If the speculation is to be believed, the end of the road for some of England's finest servants is just around the corner. Nasser Hussain, Alec Stewart and Darren Gough are the three of the five men who have fought tirelessly for England in some pretty bloody times. The other two are Michael Atherton, who retired in 2001, and Graham Thorpe, who will surely be hurried back to stop the bleeding in next week's third Test. It is an irony that will not be lost on his old comrades.
According to his column in a Sunday newspaper, Nasser Hussain timed his resignation (less than a week ago, can you believe it?) to prevent Michael Vaughan being drowned in speculation ahead of his maiden Test as captain. Sadly, after that flaccid display on the first day of the match, Vaughan has spent longer preparing for his first defeat than he was given to plot his first victory. If success breeds success, then how devastated must he be feeling tonight?

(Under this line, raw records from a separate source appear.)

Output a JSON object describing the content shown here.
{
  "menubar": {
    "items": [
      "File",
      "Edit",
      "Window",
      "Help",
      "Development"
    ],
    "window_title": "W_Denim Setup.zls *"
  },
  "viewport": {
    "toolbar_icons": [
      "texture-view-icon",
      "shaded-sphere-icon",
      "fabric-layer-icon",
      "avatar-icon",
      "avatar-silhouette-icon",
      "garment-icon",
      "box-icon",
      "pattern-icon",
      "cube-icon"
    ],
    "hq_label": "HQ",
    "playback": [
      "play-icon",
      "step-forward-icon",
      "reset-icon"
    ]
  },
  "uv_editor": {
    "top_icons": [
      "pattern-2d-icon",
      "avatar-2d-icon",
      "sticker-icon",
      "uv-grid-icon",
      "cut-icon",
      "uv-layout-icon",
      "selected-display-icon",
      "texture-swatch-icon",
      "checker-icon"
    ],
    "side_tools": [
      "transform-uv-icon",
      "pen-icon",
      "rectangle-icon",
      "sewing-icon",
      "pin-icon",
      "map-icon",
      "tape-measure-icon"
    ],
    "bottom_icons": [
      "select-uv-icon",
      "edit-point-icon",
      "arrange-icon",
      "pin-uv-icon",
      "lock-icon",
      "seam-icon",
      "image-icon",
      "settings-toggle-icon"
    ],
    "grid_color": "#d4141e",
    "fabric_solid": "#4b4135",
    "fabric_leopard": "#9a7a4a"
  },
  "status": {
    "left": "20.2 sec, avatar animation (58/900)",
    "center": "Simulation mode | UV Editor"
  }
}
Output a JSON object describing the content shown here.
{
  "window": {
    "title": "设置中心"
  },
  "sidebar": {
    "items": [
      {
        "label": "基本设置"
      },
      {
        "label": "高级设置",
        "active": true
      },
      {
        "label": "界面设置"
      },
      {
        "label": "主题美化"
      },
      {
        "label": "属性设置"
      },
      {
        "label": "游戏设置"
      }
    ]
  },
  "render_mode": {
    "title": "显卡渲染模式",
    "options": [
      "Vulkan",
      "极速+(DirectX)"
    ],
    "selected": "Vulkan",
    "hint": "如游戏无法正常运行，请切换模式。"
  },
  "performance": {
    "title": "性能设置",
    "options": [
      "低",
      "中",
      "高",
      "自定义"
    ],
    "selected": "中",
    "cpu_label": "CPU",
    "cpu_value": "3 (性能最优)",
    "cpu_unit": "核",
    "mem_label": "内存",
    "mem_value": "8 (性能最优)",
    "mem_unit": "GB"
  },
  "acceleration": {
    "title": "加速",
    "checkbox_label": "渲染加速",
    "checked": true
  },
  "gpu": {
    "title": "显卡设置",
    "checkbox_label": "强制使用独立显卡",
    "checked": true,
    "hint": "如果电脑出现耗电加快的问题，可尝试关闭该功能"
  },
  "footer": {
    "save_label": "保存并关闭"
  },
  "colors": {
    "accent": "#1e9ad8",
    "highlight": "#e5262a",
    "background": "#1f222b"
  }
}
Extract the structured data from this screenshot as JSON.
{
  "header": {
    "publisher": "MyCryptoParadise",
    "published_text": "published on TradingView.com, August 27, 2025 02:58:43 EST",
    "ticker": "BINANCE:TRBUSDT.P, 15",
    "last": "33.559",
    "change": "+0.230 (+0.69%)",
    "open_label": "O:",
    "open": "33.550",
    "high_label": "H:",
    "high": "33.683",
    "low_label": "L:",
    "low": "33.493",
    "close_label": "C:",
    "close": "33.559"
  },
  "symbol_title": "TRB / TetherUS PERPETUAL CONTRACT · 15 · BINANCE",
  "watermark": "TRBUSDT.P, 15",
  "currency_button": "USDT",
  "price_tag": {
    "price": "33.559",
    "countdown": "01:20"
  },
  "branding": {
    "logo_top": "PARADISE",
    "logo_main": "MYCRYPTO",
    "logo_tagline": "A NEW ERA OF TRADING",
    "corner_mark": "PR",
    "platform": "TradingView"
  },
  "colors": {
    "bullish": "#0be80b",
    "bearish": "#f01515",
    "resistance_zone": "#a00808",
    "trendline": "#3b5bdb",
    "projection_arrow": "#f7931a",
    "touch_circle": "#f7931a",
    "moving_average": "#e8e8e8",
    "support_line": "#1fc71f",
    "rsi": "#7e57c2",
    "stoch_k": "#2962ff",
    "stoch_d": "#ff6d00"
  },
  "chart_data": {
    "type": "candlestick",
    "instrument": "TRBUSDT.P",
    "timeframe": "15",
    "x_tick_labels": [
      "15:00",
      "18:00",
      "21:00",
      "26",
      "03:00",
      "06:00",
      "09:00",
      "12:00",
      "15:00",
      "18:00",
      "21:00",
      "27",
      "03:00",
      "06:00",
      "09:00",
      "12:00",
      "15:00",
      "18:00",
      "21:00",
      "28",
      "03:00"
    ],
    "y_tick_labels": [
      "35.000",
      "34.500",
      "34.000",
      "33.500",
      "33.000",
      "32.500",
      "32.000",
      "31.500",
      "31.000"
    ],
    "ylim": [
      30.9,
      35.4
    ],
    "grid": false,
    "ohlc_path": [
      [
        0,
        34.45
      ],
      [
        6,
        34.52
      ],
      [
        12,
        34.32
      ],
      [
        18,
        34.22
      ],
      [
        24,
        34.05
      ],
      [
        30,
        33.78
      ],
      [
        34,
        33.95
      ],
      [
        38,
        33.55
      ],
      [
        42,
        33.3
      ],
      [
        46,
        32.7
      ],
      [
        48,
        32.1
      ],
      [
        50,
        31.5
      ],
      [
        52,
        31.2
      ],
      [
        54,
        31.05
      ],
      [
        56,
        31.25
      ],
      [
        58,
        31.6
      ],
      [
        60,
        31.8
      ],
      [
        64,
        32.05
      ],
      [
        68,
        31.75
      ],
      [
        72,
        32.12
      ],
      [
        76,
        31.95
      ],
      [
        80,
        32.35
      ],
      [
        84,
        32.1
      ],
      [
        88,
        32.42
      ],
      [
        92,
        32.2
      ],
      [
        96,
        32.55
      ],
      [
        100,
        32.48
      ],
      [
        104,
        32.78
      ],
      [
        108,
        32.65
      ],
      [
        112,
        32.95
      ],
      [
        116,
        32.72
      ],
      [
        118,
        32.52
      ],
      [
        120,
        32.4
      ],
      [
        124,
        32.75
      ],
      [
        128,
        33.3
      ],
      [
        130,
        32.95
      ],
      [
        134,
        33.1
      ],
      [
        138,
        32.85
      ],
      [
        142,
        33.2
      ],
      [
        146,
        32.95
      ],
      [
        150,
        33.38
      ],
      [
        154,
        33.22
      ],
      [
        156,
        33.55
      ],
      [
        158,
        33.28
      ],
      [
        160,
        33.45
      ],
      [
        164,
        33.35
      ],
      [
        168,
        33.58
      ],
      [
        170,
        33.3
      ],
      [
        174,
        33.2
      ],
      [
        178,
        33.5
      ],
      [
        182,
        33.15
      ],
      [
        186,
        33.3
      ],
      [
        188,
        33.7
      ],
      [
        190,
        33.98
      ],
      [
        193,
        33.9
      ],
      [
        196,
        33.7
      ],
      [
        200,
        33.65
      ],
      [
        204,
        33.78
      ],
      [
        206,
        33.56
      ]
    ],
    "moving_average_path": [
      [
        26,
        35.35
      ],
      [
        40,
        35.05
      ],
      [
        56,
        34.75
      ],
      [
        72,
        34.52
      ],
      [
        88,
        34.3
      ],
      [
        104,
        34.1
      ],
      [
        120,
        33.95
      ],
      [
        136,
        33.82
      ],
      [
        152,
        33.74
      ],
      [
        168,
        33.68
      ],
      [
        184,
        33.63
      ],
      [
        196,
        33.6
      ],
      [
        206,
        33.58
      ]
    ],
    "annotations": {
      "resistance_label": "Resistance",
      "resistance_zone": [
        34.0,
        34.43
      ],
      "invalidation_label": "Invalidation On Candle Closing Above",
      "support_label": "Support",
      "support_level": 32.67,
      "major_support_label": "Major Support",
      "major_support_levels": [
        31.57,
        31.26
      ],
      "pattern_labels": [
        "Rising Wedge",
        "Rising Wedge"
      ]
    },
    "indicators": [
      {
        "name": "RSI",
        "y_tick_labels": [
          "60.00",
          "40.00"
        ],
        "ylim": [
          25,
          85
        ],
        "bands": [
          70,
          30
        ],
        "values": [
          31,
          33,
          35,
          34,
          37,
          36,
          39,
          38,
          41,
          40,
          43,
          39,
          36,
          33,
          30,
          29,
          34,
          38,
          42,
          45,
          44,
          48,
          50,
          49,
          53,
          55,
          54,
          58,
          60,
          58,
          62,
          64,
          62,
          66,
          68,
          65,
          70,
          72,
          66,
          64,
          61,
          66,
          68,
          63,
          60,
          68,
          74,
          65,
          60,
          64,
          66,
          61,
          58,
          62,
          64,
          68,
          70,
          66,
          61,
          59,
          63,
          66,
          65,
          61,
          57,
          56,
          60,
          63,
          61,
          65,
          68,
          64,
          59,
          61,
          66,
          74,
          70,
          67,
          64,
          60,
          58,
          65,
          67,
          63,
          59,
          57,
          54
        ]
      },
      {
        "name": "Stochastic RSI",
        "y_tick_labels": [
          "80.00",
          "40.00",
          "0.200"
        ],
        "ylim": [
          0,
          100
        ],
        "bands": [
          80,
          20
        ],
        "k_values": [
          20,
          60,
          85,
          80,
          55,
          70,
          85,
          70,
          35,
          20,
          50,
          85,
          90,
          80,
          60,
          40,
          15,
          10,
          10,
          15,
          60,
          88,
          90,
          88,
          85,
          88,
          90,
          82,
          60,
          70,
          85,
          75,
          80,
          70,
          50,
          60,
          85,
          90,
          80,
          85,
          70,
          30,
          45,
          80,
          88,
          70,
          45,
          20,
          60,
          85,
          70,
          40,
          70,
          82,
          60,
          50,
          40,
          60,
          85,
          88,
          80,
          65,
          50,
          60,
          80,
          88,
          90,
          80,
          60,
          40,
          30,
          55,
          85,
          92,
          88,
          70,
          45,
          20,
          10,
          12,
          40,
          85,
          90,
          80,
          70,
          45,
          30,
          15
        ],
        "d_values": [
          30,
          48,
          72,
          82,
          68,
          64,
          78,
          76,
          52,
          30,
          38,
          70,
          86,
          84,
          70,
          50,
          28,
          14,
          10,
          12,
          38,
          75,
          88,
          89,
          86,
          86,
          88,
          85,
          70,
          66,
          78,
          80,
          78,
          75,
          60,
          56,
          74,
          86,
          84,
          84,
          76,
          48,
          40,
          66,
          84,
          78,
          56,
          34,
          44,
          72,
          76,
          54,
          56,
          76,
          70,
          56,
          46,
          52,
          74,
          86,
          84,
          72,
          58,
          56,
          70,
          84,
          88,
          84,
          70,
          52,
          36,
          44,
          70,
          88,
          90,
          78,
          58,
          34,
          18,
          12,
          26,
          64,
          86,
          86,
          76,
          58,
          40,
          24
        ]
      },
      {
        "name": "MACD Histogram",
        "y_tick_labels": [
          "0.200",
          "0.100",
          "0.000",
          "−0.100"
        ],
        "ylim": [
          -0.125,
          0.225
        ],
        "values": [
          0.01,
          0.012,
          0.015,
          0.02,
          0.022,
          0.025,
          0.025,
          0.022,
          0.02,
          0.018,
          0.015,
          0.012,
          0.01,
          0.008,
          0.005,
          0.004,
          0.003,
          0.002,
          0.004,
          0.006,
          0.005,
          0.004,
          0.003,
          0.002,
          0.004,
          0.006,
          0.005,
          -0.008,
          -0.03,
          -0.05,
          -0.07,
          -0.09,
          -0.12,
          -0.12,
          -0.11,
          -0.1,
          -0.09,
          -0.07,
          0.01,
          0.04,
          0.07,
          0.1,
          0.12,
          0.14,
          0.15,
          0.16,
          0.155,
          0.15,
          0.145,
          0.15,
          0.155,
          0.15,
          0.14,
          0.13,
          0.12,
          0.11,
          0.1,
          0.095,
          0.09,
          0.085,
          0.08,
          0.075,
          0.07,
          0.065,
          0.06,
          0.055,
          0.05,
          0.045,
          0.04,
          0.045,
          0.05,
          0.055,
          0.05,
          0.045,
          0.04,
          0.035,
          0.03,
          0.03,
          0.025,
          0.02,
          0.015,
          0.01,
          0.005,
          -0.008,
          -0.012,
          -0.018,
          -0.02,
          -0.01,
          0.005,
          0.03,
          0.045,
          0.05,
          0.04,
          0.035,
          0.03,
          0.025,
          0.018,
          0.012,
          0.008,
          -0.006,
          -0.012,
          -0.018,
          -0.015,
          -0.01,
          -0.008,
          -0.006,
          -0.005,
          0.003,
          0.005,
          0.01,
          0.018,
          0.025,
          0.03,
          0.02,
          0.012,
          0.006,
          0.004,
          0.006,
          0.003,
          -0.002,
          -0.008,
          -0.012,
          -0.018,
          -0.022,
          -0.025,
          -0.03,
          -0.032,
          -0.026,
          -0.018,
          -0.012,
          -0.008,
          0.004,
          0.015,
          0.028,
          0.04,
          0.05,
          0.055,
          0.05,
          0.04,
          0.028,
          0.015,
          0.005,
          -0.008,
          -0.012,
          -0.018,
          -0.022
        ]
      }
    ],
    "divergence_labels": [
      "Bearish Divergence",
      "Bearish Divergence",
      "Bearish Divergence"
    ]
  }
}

The tragedy is the speed with which England's edifice of invincibility has crumbled. Andrew Flintoff's sombre celebration of his century today spoke volumes. He may have proved that the patient has a pulse after all, but until last Thursday, that same patient had been larging it on the dancefloor. All the same, Flintoff's was a gem of a performance. Granted, it was made in circumstances not dissimilar to Chris Lewis's false dawn at Madras in 1992-93, but Flintoff's bristling fury was plain to see. This was not a situation he was prepared to take lightly.
While England gaze at their collective navels this evening, South Africa will quite justifiably be celebrating the greatest victory in their history. Once again, it is the context that matters, not the content. Even Bangladesh would have given England a run for their money on days one to three, but the enormity of the achievement stands alone.
In Graeme Smith, South Africa have unearthed a true hero, a man who once and for all can purge the country of its embarrassing obsession with Hansie Cronje. The man was selected for precisely that reason, to stride forward with a clean record, and his self-assurance has been infectious. But it is Makhaya Ntini's performance that will have the whole of South Africa drooling. He has been on the brink of something special for several months now, but what more glorious stage could a black South African choose to make his mark than Lord's?
As the Man-of-the-Match adjudicators recognised, South Africa have been utterly united from the first ball of this Test series, and the memories of what they have achieved will live on forever.